Auftragnehmer sind deshalb gegenüber dem Auftraggeber verpflichtet, die Zustellung ihrer Emails durch die beteiligten Emailprovider als ihre Unterbeauftragten zu kontrollieren:
Wenn oben ausgeführt wurde, die steuerpflichtige Person sei verpflichtet, die vertragliche Vertretung sorgfältig auszuwählen, zu instruieren und das Arbeitsergebnis zu überprüfen (E. 3.4 hiervor), trifft dies gleichermassen auf die Rechtsbeziehung zwischen Ober- und Unter-Hilfsperson zu. Hier heisst dies, dass der Treuhänder verpflichtet ist, das Verhalten des Providers zu kontrollieren. Es wäre an ihm gelegen, das “Arbeitsergebnis” dahingehend zu überprüfen, ob die elektronische Nachricht den Weg zur steuerpflichtigen Person tatsächlich gefunden hat. Schwierigkeiten im Umgang mit Informatiksystemen wurden denn auch in der bisherigen Rechtsprechung nicht als Fristwiederherstellungsgründe anerkannt, auch dann nicht, wenn geltend gemacht wurde, sie seien auf das Verhalten von Hilfspersonen zurückzuführen (Urteile 8C_910/2008 vom 30. Januar 2009 E. 3.4, in: SVR 2009 UV 26 Nr. 95; 4P.171/1996 vom 14. Oktober 1996 E. 4b).

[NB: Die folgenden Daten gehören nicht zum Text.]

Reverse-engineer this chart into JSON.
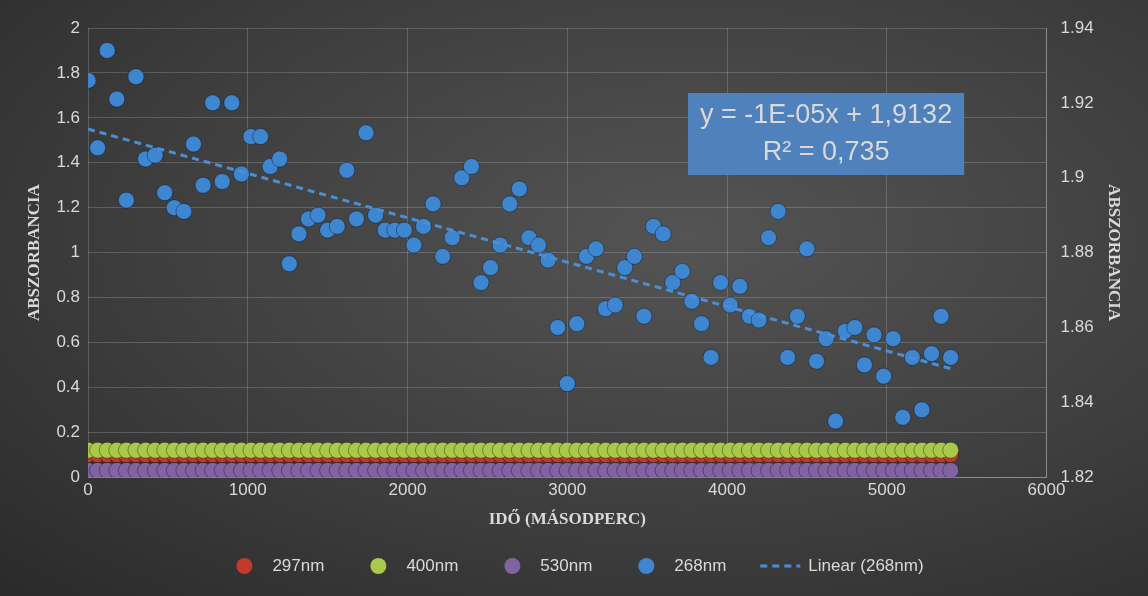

Der Beauftragte darf auch nicht darauf vertrauen, dass er bei Zustellungsproblemen eine Fehlermeldung erhält:
4.3 Der Treuhänder der steuerpflichtigen Person bringt vor, ihm sei keine Fehlermeldung (über die nicht erfolgte Zustellung der elektronischen Nachricht an den Empfänger) zugegangen. Ist es unter den heute gängigen Standards unerlässlich, die Übermittlung auf andere, primär wohl herkömmliche Weise (telefonisch, postalisch etc.) zu verifizieren, erscheint es als wenig sinnvoll, auf das Eintreffen einer Fehlermeldung oder einer Zustellungsbestätigung zu vertrauen. Anders, als die steuerpflichtige Person und mit ihr der Treuhänder annimmt, genügt es zur Überwälzung der Verantwortung auf eine Sub-Hilfsperson (“Provider”) angesichts der technischen Unzulänglichkeiten der elektronischen Übermittlung, wie sie heute besteht, jedenfalls nicht, wenn der Unter-Hilfsperson (Provider) eine E‑Mail-Nachricht zuhanden der steuerpflichtigen Person übergeben wird. Der (Ober-)Hilfsperson ist im Sinne der geschilderten Zurechnungslehre schuldhaftes Verhalten vorzuwerfen. Der Treuhänder und mit ihr die steuerpflichtige Person vermögen keine objektiven oder subjektiven Gründe vorzubringen, welche das vom Vertreter gewählte Vorgehen als angemessen erscheinen liessen. Weder war es “sorgfältig” im Sinne des Auftragsrechts, noch damit “(klar) schuldlos” gemäss den Regeln über die Wiedereinsetzung in den früheren Stand.